Sarah Perkins and Andrew Taylor of ProSys Engineering, based in Australia, were called in to work with the gas plant’s engineering staff to develop control strategies to maximize throughput while minimizing upset conditions and their cascading effect on other process units.
They saw three areas where advanced process control, specifically MPC, could be applied to meet the overall objective of maximizing plant throughput capacity. These included minimizing the differential pressure across the CO2 removal trains, minimizing the liquid recovery plant (LRP) inlet pressure (to reduce overall plant inlet pressure), and using the plant’s incoming pipeline as a surge vessel to eliminate spikes in inlet pressure which might trip the reciprocating compressors.
Let’s dig in a little deeper in one of these areas–CO2 removal trains. This gas plant had a number of these trains in parallel. The objective of the model predictive control strategy was to maximize the flow through the train either to a specified high limit or to valve saturation–whichever constraint was active first. Satisfying this objective effectively minimizes the differential pressure across each CO2 removal train.
For each train, they designed and implemented a dedicated DeltaV PredictPro MPC control block running in their DeltaV controllers. To minimize the differential pressure, the goal was to maximize the butterfly valve opening coupled with the need to quickly cut back the flow in case another CO2 removal train trips. With this MPC-based flow controller, the butterfly valves were linearized where the output was expressed as a % of flow capacity, instead of a % of valve position. Each butterfly valve had different flow characteristics, so each MPC flow controller was individually characterized.

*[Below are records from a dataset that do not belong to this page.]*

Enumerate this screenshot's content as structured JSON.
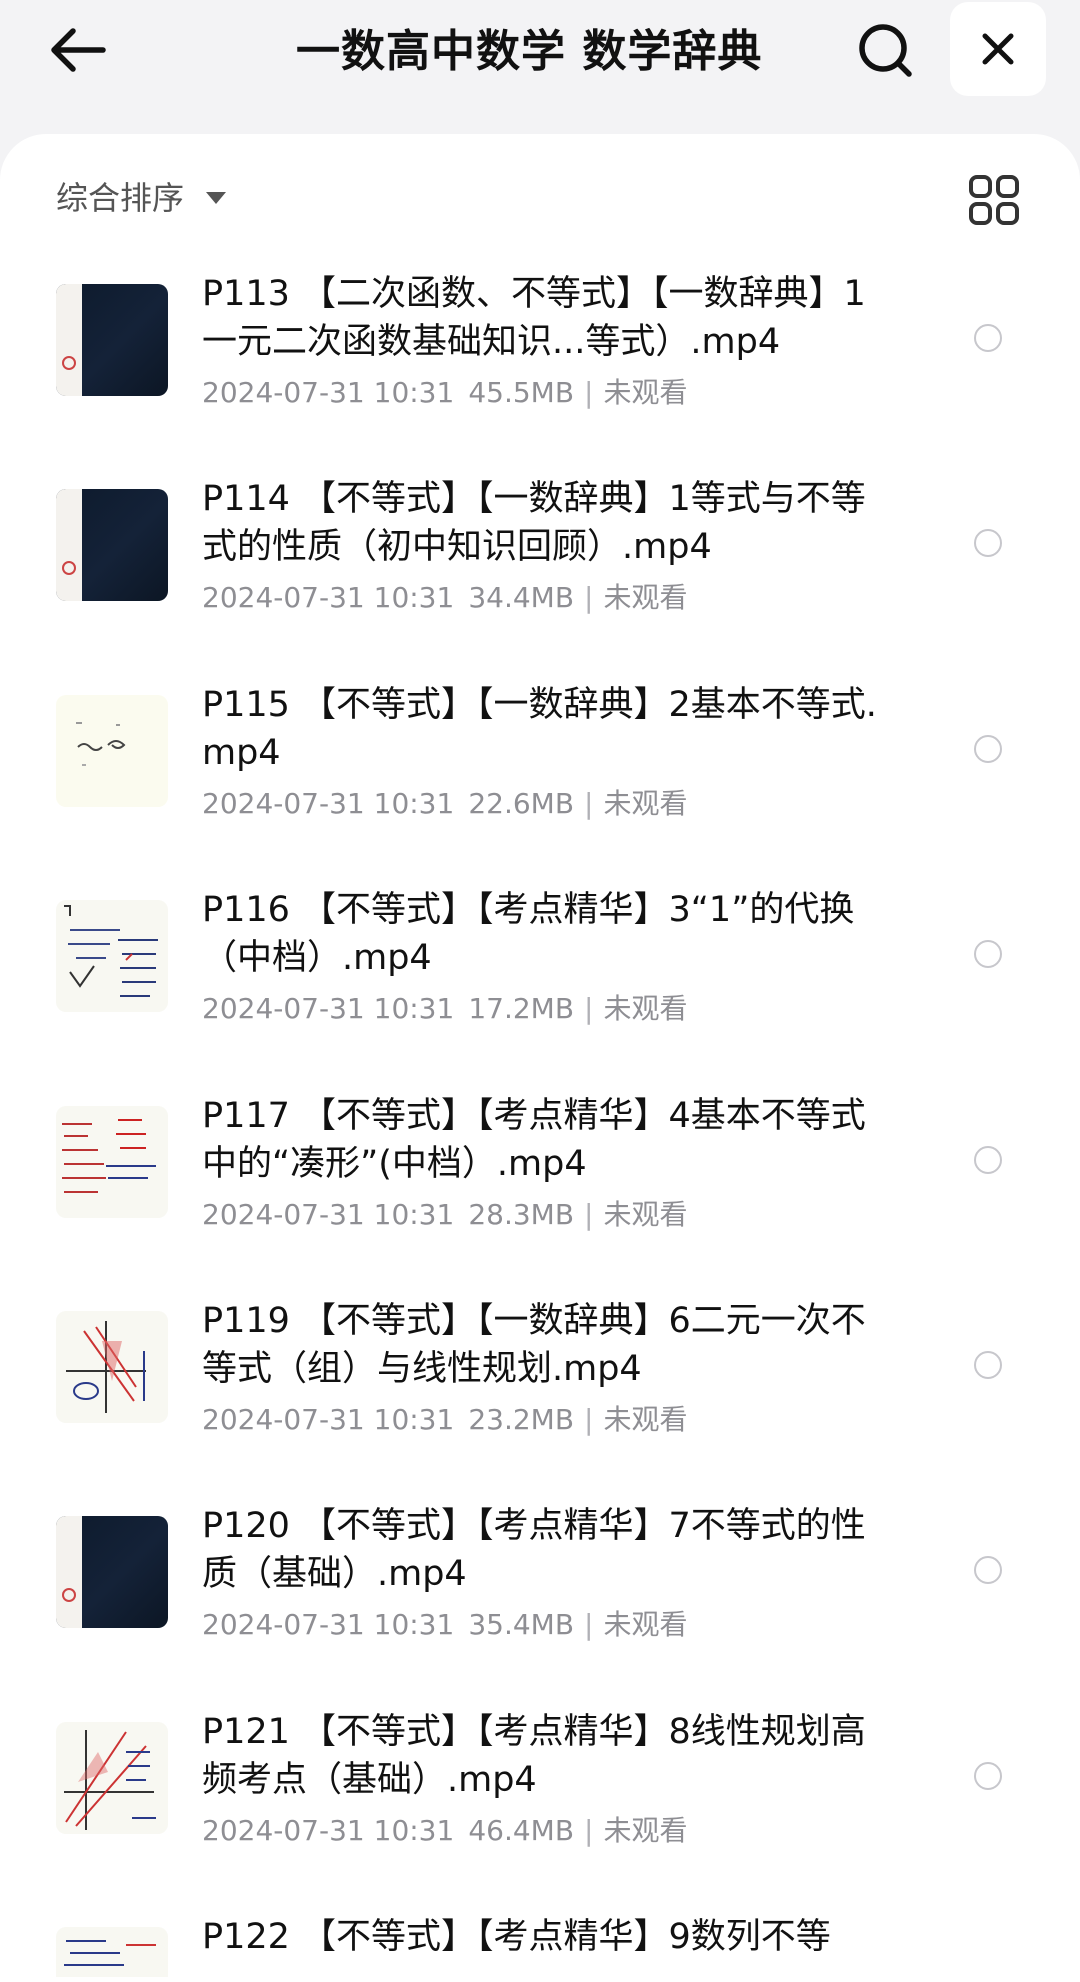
{
  "header": {
    "title": "一数高中数学 数学辞典",
    "icons": {
      "back": "arrow-left-icon",
      "search": "search-icon",
      "close": "close-icon"
    }
  },
  "toolbar": {
    "sort_label": "综合排序",
    "view_toggle_icon": "grid-view-icon"
  },
  "files": [
    {
      "title": "P113 【二次函数、不等式】【一数辞典】1一元二次函数基础知识...等式）.mp4",
      "date": "2024-07-31 10:31",
      "size": "45.5MB",
      "status": "未观看",
      "thumb": "dark"
    },
    {
      "title": "P114 【不等式】【一数辞典】1等式与不等式的性质（初中知识回顾）.mp4",
      "date": "2024-07-31 10:31",
      "size": "34.4MB",
      "status": "未观看",
      "thumb": "dark"
    },
    {
      "title": "P115 【不等式】【一数辞典】2基本不等式.mp4",
      "date": "2024-07-31 10:31",
      "size": "22.6MB",
      "status": "未观看",
      "thumb": "light"
    },
    {
      "title": "P116 【不等式】【考点精华】3“1”的代换（中档）.mp4",
      "date": "2024-07-31 10:31",
      "size": "17.2MB",
      "status": "未观看",
      "thumb": "paper"
    },
    {
      "title": "P117 【不等式】【考点精华】4基本不等式中的“凑形”(中档）.mp4",
      "date": "2024-07-31 10:31",
      "size": "28.3MB",
      "status": "未观看",
      "thumb": "paper"
    },
    {
      "title": "P119 【不等式】【一数辞典】6二元一次不等式（组）与线性规划.mp4",
      "date": "2024-07-31 10:31",
      "size": "23.2MB",
      "status": "未观看",
      "thumb": "paper"
    },
    {
      "title": "P120 【不等式】【考点精华】7不等式的性质（基础）.mp4",
      "date": "2024-07-31 10:31",
      "size": "35.4MB",
      "status": "未观看",
      "thumb": "dark"
    },
    {
      "title": "P121 【不等式】【考点精华】8线性规划高频考点（基础）.mp4",
      "date": "2024-07-31 10:31",
      "size": "46.4MB",
      "status": "未观看",
      "thumb": "paper"
    },
    {
      "title": "P122 【不等式】【考点精华】9数列不等",
      "date": "",
      "size": "",
      "status": "",
      "thumb": "paper"
    }
  ]
}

The feed gas flow was the manipulated variable; the constraints were setpoint (SP) minus process variable (PV) error, and an operator-entered maximum flow rate. These constraints help to detect trip conditions and honor process limits like flow rates at which foaming begins to occur. In abnormal situations, the maximum flow rates are set to current flow rates to allow the operators a chance to make decisions about redistributing the flow rates.
The team made custom graphics for the operators to see the CO2 removal trains on a single view, to quickly recognize patterns of abnormal situations and to take manual corrective action.
The payback on increased throughput was less than two months and even more throughput will occur when all of the reciprocating compressors are reconfigured for the reduced operating discharge pressure.
With MPC available at the DCS controller level, it can be applied to many smaller and mid-size applications in oil & gas and other industries. Engineers like Andrew and Sarah are helping process manufacturers solve challenging problems like these that also deliver fast financial results.